My husband once asked the staff at a hotel in Guatemala if we could have more Satan paper in our room. He meant toilet paper.
Sound familiar? As expats we perhaps have the longest list imaginable of embarrassing moments. It feels at times like we’re living in a never-ending cycle of “Gotcha!” I mean, seriously, where are the hidden cameras?!
Frankly, it sucks to feel embarrassed. Your face gets all red, your palms sweat, your heart races, imagines of crawling under the covers and going back to bed loom large.
The good news is – we’ve all been there. Embarrassment is just part of the human experience and while you can try to minimize embarrassment or the effects of it, it’s fruitless to try to completely eliminate it from your life.
But, would you believe there’s even more good news? Check this out (and read the full article here):
Researchers have found that people who display embarrassment at their social transgressions are more prone to be liked, forgiven, and trusted than those who do not, and, as a result, their embarrassment saves face (Keltner and Anderson, 2000). Even teasing and flirtation, which provoke and evoke embarrassment in the targeted person, are motivated by the desire for increased liking (Keltner & Anderson, 2000). So embarrassment is a good thing, even if at the time you experienced it you wished it never happened.
Could it be that embarrassment may be one of the major keys to living a deeper more fulfilling life as an expat? I’m thinking maybe so…

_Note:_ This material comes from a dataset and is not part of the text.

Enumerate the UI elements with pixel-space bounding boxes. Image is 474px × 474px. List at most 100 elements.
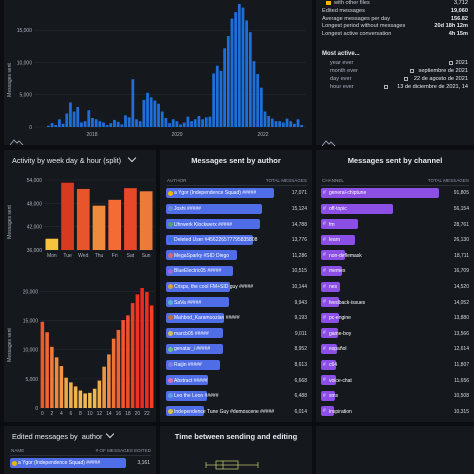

Think about it this way – every time you say the wrong word in a foreign language, inadvertently commit a major cultural faux pas, wear the wrong shoes in the wrong place at the wrong time, shake hands instead of kiss, laugh instead of cry (or cry instead of laugh) or many of the millions of other things that can happen in this crazy cultural mix – you’re telling those around you – I’m Human!! You’re presenting yourself as real, authentic, natural and willing to make mistakes in the process of getting it right. How’s that for awesome!
So, go ahead and march right on out of the bathroom in your potty shoes (ooops, that may have happened to me more than once in my Japan days)! Smile, genuinely say sorry, and keep right on moving towards your much improved You!